Relatively new with python and pandas, hence need some inputs here. Appreciate some response here. I'm having multiple files with a filename having a combination of text, number and date. I want to have camel casing with an underscore and trimming of white space to a standard format, for eg,
FileName- ARA Inoc Start Times V34 20200418.xlsx to be named as Ara_Inoc_Start_Time_V34_20200418.xlsx
FileName- Batch Start Time V3 20200418.xlsx to be named as Batch_Start_Time_V3_20200418.xlsx
The challenge I'm facing is 1) how to add an underscore before date? 2) with a word in a filename like ARA Inoc Start - my code converts it to A_R_A _Inoc _Start. How to adapt it to Ara_Inoc? this would involve trimming the white space as well. How to add it in current code.
def change_case(str):
res = [str[0].upper()]
for c in str[1:]:
if c in ('ABCDEFGHIJKLMNOPQRSTUVWXYZ'):
res.append('_')
res.append(c.upper())
else:
res.append(c)
return ''.join(res)
# Driver code
for filename in os.listdir("C:\\Users\\t\\Documents\\DummyData\\"):
str = filename
print(change_case(str))
Split the strings using str.split()
, convert the first letter using str.upper()

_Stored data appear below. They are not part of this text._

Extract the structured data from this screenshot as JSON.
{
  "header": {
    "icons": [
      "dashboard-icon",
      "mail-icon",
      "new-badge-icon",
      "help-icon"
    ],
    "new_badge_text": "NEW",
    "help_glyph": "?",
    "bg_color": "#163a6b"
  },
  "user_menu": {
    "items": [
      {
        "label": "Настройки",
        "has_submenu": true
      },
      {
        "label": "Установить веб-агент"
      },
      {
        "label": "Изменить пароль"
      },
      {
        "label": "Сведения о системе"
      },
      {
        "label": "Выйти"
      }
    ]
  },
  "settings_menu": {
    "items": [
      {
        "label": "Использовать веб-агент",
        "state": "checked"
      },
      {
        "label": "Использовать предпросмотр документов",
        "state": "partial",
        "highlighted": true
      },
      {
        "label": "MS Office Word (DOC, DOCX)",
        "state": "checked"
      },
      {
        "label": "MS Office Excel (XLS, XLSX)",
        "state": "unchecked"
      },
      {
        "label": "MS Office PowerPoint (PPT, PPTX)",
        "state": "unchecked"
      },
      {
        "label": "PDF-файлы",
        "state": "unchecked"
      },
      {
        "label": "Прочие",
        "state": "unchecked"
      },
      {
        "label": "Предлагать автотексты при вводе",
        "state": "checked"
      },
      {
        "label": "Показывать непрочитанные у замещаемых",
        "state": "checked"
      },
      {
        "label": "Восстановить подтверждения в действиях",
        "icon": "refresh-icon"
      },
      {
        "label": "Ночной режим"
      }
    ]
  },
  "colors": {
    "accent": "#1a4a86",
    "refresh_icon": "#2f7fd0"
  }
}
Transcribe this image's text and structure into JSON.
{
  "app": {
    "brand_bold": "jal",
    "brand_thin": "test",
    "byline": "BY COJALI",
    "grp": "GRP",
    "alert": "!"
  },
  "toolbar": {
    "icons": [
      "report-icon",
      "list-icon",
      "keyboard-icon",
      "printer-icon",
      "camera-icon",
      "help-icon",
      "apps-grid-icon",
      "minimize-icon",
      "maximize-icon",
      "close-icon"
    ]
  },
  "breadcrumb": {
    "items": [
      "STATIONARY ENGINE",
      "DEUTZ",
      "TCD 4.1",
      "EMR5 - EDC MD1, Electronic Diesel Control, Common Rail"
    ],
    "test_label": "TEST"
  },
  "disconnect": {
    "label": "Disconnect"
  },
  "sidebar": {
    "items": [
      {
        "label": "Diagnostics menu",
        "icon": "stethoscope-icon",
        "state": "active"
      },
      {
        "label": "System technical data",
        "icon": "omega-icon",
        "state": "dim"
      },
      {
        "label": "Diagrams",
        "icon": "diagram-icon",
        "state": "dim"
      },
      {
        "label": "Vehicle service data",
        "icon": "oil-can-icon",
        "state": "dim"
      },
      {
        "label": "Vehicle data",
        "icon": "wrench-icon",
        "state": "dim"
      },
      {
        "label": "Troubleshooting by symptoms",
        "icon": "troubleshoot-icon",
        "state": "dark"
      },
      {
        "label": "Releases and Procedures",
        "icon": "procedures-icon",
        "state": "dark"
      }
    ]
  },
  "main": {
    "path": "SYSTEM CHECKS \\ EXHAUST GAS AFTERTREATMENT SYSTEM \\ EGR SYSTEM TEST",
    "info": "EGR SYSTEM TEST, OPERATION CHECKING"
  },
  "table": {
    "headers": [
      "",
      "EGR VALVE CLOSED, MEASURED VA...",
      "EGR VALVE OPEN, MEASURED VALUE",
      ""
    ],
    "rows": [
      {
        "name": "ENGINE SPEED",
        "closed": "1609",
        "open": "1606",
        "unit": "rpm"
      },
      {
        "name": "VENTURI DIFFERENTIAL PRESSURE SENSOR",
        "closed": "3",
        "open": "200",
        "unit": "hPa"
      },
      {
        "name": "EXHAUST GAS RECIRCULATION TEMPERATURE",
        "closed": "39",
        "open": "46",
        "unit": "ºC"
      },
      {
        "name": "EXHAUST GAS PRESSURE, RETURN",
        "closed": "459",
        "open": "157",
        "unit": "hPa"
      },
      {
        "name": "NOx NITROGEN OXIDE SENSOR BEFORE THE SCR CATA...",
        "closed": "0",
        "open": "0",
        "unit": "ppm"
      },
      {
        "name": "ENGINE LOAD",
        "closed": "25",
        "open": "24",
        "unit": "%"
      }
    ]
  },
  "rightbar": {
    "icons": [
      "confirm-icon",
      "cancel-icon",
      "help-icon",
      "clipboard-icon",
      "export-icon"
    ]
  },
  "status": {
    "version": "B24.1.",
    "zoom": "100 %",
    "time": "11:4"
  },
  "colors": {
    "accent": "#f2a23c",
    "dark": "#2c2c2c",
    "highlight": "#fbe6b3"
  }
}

, then join them using str.join()
import os
for filename in [
' ARA Inoc Start Times V34 20200418.xlsx ',
' Batch_Start_Time_V3_20200418.xlsx '
]: # os.listdir('C:\\Users\\t\\Documents\\DummyData\\')
new_filename = '_'.join([i[:1].upper()+i[1:].lower() for i in filename.strip().split()])
print(new_filename)
Output:
Ara_Inoc_Start_Times_V34_20200418.xlsx
Batch_start_time_v3_20200418.xlsx
Note the use of i[:1].upper()+i[1:]
instead of str.title()
. You can use the latter, but that will convert the file extension to title case as well, hence why I used the above instead. Alternatively, you can split the filename and the extension before doing the conversion:
import os
for filename in[
' ARA Inoc Start Times V34 20200418.xlsx ',
' Batch_Start_Time_V3_20200418.xlsx '
]:
filename, ext = filename.rsplit('.', 1)
filename = '_'.join([i.title() for i in filename.strip().lower().split()])
new_filename = '.'.join([filename, ext])
print(new_filename)
Output:
Ara_Inoc_Start_Times_V34_20200418.xlsx
Batch_Start_Time_V3_20200418.xlsx